De Juniac said: “We are grateful for this support, which is aimed at ensuring that the air transport industry remains viable and ready to reconnect the economies and support millions of jobs in travel and tourism.
“But the crisis is deeper and longer than any of us could have imagined. And the initial support programs are running out. Today we must ring the alarm bell again. If these support programs are not replaced or extended, the consequences for an already hobbled industry will be dire.”
He warned against airline price rises. “Rate hikes on system users to make up the gap would be the start of a vicious and unforgiving cycle of further cost pressures and downsizings. That will prolong the crisis for the 10% of global economic activity that is linked to travel and tourism,” he said.

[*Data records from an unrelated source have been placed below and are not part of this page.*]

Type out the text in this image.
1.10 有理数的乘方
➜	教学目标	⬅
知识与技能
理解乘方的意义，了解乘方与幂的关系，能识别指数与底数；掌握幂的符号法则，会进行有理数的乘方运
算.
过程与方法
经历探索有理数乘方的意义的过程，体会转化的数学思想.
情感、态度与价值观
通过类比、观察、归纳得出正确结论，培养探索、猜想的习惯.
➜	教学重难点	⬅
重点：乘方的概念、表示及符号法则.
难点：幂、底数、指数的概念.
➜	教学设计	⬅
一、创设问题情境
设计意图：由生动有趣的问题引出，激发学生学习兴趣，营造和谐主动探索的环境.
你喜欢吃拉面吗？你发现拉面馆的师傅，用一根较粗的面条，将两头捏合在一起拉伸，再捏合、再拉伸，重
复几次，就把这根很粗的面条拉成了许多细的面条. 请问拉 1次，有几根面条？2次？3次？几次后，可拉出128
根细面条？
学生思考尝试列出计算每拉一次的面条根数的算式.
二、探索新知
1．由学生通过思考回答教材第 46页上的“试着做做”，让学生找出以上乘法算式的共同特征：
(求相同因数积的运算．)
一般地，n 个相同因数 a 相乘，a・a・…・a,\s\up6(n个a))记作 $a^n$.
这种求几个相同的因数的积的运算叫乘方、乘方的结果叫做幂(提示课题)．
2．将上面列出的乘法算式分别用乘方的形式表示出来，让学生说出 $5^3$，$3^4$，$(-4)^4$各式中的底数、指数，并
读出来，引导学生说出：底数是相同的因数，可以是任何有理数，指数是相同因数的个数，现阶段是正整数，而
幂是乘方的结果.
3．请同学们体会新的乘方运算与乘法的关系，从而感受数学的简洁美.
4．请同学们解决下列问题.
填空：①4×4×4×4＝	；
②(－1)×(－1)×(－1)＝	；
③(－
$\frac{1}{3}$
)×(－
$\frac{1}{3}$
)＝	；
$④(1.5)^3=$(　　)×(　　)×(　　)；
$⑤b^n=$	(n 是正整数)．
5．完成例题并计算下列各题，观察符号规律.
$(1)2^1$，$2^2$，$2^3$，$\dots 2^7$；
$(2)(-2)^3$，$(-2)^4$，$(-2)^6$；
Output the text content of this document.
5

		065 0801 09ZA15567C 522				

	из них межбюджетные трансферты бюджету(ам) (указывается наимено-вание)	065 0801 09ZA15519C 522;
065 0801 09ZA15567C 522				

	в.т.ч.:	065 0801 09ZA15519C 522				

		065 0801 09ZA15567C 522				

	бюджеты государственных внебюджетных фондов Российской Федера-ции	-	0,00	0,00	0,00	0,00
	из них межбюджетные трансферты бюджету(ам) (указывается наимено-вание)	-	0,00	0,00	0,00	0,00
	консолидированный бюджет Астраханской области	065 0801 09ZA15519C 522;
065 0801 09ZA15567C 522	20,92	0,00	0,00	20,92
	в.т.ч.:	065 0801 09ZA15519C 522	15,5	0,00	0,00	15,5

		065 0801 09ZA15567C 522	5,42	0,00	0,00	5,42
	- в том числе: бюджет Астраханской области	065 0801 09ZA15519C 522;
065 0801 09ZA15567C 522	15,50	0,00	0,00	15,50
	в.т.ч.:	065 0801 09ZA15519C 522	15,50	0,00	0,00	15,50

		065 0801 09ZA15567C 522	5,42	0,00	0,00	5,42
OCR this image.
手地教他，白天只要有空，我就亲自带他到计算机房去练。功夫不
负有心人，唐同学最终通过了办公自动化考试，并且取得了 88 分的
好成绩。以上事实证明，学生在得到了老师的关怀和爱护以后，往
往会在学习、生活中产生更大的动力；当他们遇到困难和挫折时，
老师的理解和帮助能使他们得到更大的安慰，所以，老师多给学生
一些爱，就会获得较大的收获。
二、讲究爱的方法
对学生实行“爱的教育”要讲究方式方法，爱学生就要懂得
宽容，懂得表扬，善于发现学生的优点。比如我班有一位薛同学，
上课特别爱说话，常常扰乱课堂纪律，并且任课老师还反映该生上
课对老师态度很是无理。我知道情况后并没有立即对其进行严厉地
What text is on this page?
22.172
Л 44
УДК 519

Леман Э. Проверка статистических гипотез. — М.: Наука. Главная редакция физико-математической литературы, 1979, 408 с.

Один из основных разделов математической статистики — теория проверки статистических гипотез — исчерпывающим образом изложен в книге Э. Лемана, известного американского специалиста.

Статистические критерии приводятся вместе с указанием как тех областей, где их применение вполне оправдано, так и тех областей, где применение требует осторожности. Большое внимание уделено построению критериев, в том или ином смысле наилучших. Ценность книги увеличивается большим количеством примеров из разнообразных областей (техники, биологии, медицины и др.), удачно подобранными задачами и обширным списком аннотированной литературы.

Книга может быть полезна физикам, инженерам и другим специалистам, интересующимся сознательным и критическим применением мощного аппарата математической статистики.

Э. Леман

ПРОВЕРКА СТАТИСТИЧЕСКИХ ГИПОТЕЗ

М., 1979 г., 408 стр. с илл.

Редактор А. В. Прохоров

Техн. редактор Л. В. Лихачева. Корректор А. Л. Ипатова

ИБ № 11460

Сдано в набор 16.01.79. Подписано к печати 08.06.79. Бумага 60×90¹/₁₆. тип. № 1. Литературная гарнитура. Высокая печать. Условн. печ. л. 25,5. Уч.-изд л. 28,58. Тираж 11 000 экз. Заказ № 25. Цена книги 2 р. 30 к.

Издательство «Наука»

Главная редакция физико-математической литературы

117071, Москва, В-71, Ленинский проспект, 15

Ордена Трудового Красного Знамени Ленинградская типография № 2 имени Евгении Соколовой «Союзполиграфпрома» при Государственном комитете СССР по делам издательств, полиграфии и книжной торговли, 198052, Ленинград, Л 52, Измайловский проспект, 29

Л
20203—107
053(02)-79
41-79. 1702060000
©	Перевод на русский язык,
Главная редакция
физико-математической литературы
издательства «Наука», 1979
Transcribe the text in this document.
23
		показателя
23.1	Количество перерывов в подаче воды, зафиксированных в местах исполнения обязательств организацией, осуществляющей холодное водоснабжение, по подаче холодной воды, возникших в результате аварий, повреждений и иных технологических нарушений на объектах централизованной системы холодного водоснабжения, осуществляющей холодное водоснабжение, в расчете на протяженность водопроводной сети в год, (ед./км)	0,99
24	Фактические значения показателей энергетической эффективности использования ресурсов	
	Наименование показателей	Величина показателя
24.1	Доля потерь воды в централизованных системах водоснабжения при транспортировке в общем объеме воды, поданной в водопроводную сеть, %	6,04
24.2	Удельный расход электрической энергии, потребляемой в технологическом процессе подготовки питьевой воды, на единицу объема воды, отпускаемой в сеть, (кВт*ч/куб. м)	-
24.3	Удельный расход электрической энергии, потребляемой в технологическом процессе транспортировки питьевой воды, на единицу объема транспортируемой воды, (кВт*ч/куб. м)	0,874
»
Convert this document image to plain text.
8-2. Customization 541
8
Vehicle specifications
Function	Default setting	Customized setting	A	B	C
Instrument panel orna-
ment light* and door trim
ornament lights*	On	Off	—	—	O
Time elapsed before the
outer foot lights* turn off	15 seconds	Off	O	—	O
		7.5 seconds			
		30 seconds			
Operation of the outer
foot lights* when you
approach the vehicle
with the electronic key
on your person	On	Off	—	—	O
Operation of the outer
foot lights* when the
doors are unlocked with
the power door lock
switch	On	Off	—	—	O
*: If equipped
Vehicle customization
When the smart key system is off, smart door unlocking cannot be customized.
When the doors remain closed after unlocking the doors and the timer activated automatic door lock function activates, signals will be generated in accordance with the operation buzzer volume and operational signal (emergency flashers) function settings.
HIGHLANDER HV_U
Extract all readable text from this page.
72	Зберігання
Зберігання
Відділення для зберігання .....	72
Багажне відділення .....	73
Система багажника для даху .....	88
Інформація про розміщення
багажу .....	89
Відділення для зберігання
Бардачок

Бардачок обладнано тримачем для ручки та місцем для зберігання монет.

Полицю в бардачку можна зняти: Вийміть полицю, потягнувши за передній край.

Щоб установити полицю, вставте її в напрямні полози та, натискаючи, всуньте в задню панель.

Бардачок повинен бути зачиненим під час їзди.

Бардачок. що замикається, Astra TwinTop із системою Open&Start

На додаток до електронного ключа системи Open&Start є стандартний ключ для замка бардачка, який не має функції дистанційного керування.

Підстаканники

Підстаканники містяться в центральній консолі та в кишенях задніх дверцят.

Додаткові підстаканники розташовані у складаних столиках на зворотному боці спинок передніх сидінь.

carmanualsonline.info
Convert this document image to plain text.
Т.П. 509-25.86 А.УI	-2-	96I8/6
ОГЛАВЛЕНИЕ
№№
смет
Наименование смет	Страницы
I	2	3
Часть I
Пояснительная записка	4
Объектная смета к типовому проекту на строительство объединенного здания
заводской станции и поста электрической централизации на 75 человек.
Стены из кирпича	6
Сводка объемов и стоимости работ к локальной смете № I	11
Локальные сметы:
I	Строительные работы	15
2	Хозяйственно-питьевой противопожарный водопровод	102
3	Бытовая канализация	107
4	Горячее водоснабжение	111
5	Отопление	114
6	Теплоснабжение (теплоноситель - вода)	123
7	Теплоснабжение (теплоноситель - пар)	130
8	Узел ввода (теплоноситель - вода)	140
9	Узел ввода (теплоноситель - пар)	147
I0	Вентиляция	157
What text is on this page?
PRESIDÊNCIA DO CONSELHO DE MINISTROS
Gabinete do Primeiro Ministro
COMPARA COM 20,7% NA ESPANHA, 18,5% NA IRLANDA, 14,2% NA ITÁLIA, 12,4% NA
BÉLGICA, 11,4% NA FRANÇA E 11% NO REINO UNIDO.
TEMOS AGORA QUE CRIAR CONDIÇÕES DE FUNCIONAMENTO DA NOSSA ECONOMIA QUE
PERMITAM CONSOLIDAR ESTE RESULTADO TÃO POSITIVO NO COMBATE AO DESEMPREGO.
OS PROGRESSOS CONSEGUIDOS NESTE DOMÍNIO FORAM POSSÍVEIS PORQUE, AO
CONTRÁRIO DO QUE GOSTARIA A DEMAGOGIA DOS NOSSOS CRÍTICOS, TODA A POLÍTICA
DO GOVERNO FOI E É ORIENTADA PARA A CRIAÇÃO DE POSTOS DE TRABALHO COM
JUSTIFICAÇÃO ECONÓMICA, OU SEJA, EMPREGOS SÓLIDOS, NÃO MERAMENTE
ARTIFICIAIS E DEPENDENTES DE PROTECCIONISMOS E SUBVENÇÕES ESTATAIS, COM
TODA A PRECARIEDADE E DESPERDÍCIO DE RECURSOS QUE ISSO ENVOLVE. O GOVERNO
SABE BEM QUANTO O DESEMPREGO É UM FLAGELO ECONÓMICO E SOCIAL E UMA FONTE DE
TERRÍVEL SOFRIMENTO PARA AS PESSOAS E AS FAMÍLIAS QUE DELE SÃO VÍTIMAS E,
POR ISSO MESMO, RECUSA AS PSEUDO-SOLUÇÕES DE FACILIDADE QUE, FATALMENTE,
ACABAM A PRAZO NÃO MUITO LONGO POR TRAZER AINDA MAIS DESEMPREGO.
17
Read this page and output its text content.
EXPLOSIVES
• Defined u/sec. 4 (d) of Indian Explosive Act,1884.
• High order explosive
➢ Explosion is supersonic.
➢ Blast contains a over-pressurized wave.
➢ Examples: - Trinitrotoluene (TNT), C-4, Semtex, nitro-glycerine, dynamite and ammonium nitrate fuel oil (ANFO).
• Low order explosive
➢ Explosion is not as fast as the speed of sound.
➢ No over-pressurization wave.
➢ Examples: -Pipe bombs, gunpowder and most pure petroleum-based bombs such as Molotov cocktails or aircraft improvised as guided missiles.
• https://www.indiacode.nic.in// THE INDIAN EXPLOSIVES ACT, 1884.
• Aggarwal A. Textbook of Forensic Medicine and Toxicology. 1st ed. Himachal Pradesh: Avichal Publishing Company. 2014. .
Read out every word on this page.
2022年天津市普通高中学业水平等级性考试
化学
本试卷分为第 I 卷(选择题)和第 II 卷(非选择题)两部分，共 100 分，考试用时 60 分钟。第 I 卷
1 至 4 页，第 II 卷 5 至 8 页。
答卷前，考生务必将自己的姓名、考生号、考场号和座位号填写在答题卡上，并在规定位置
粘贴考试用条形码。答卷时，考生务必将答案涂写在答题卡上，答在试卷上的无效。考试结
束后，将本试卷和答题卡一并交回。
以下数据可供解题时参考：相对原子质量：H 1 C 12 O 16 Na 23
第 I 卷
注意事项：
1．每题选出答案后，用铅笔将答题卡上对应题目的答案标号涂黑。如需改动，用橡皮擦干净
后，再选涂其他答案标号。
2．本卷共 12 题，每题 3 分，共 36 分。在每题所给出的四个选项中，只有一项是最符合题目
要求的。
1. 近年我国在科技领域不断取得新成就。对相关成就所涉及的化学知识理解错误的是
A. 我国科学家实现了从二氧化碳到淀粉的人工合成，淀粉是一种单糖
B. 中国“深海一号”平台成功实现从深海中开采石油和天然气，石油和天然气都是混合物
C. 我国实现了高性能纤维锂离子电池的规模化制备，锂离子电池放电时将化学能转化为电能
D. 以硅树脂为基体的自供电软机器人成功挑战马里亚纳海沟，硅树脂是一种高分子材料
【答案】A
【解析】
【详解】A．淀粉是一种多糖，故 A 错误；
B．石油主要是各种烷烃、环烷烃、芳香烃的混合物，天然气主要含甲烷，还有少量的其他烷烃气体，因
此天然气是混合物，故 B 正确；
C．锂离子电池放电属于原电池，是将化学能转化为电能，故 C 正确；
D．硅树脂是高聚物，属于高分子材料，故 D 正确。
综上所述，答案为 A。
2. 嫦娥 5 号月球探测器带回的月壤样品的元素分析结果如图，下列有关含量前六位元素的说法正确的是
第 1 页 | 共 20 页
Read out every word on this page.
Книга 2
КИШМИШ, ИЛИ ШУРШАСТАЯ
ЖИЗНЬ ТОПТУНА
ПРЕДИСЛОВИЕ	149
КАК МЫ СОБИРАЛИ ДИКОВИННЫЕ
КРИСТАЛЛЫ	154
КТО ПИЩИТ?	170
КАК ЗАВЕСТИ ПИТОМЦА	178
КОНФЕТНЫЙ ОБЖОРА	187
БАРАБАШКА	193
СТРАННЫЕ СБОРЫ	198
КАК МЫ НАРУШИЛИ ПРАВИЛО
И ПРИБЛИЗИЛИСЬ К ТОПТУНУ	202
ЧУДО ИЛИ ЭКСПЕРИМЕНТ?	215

Recent figures from the Air Transport Action Group the downturn and slow recovery this year has put 4.8 million jobs at risk across the global aviation sector.
De Juniac added: “Increasing the cost of travel at this sensitive time will delay a return to travel and keep jobs at risk.”
The warnings come as Iata signs a memorandum of understanding with the World Tourism Organization (UNWTO) to work together to restart global tourism.
The agreement will focus on improving consumer confidence in travel and putting sustainability at the centre of recovery and future growth.
UNWTO secretary-generl Zurab Pololikashvili said: “Air travel is an essential component of global tourism. This partnership between UNWTO and Iata will see us work closely together to increase confidence in flying and tourism in general.”